この攻撃で構築されたボットネットのコマンド&コントロール(C2: Command and Control)サーバのドメイン名には、人種差別的な形容詞、不快な言葉、一般的に不適切とされる用語が含まれるという命名規則があるとされる。このため、「InfectedSlurs」と呼ばれるボットネットが関与しているとみられ、主にマルウェア「JenX Mirai」の亜種が使用されているものとみられている。
Akamaiセキュリティインテリジェンス対応チームはこの攻撃からデバイスを保護するために、同種の製品を利用している管理者に対して次のような緩和策を提示している。
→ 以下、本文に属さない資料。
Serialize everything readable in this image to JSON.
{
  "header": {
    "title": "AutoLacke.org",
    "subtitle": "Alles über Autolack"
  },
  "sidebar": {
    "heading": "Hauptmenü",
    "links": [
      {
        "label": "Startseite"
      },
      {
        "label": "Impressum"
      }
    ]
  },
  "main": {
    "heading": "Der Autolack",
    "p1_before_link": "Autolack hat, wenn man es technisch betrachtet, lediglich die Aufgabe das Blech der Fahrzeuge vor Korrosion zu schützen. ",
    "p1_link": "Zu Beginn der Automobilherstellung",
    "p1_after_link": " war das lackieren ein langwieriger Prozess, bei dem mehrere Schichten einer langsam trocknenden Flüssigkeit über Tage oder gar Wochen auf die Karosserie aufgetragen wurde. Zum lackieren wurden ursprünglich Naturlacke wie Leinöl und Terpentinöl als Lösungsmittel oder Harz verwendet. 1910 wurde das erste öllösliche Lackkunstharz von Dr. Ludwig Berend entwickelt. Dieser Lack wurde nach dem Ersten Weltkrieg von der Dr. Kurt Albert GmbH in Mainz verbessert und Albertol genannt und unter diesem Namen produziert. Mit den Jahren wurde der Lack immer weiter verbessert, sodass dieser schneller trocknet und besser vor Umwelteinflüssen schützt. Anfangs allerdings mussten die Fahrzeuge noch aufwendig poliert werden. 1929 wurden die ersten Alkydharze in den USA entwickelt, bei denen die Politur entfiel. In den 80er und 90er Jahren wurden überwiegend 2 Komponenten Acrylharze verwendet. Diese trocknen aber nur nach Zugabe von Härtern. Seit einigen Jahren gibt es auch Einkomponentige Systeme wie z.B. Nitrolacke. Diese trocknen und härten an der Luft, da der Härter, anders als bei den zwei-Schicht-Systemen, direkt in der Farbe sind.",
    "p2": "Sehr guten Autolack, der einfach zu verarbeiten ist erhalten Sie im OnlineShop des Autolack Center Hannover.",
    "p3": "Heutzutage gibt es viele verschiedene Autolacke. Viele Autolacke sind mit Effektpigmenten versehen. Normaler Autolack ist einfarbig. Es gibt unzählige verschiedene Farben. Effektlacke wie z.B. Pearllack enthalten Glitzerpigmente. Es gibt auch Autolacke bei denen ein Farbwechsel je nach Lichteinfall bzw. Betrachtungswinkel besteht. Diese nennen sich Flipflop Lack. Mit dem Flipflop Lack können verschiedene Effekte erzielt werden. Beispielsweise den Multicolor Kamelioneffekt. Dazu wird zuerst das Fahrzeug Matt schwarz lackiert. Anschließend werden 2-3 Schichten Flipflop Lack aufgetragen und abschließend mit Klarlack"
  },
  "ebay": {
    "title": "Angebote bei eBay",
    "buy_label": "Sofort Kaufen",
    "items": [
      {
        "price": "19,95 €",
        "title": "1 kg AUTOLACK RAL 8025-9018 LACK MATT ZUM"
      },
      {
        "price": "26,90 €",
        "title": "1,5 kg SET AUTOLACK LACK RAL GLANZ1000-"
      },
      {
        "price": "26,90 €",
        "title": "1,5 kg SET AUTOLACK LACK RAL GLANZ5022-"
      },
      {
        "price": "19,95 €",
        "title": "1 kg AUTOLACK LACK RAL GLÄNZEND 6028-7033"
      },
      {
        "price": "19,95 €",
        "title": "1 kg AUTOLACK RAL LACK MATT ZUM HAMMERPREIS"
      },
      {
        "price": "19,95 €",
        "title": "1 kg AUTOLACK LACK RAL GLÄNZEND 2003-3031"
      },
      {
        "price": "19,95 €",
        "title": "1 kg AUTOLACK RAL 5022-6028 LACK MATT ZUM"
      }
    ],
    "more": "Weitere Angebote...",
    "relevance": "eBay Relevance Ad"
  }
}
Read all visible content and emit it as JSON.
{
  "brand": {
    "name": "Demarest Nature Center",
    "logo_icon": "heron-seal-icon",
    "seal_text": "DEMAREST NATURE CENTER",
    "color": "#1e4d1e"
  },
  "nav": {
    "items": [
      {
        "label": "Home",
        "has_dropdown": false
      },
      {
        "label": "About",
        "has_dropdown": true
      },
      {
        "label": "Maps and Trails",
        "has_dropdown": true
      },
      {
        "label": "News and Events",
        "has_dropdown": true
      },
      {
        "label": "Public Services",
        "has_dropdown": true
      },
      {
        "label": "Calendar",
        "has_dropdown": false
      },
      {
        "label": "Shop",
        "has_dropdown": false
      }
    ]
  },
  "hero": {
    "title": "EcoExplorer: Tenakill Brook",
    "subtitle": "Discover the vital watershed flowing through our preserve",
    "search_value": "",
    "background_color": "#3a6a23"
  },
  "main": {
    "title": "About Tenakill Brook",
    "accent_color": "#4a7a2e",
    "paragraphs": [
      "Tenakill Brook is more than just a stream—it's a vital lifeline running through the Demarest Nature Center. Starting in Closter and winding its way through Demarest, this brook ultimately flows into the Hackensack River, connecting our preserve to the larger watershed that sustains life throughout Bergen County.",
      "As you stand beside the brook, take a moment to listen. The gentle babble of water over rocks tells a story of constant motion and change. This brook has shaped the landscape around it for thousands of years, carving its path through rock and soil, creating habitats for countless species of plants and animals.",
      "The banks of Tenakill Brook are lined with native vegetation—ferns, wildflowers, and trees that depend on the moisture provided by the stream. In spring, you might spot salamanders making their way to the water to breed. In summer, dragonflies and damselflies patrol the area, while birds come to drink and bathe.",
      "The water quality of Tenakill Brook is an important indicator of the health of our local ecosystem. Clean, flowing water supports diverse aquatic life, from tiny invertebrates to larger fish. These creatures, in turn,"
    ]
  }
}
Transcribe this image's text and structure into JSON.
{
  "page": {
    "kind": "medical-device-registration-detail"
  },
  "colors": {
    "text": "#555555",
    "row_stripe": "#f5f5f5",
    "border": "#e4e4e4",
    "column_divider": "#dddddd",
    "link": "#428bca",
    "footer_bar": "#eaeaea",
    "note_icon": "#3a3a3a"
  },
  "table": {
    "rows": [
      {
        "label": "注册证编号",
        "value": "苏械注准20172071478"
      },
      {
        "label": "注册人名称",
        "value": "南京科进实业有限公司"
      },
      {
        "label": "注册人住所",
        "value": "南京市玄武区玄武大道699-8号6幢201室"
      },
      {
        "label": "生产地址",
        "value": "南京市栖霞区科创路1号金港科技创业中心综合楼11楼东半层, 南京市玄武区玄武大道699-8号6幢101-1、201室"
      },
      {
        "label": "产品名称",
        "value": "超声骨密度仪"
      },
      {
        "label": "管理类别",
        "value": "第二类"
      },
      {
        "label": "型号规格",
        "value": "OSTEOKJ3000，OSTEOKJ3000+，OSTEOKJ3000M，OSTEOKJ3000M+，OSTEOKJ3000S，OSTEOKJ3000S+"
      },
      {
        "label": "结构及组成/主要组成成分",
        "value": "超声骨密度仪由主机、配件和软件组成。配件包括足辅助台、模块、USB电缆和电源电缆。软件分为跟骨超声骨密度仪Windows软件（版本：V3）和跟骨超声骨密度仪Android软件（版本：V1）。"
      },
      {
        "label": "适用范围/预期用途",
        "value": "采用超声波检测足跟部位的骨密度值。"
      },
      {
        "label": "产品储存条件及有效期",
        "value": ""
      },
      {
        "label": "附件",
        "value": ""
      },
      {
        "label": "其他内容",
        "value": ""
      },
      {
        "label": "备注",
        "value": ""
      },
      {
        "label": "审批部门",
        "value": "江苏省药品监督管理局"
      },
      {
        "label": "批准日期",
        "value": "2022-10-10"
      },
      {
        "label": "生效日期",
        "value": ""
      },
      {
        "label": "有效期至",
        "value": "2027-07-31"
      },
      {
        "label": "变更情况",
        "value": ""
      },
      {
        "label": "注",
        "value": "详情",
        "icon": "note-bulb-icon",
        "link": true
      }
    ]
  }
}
- 製品のデフォルトの資格情報を強力なものに変更する
- もしも侵害された疑いのある製品が見つかった場合は、速やかに製品をネットワークから分離する。可能であれば侵害の影響を調査して、追加の保護を実施する
- 米国土安全保障省サイバーセキュリティ・インフラストラクチャセキュリティ庁(CISA: Cybersecurity and Infrastructure Security Agency)が提供するガイド「CISA Release Capacity Enhancement Guide to Strengthen Agency Resilience to DDoS Attack | CISA」を取り入れる
- 継続的な分散型サービス拒否攻撃(DDoS: Distributed Denial of Service attack)へのセキュリテイ防御層を確立する
- ネットワーククラウドファイアウォールを導入し、プロアクティブなセキュリテイ制御を構成する
- 横方向の移動について調査し、経路を削除する
今回発見された脆弱性の影響を受ける製品の詳細は公開されていないが、Akamaiセキュリティインテリジェンス対応チームは同種の製品を使用している管理者に対し、侵害の有無を確認できるようにSnortルールとYaraルールを公開している。この脆弱性はすでに積極的に悪用されていることが確認されており、可能であればこれらルールを使用して侵害の有無を確認することが推奨されている。
また、当該マルウェアとボットネットの活動の分析において、これまでに判明したセキュリティ侵害インジケータ(IoC: Indicator of Compromise)も公開しており、必要に応じて活用することが望まれている。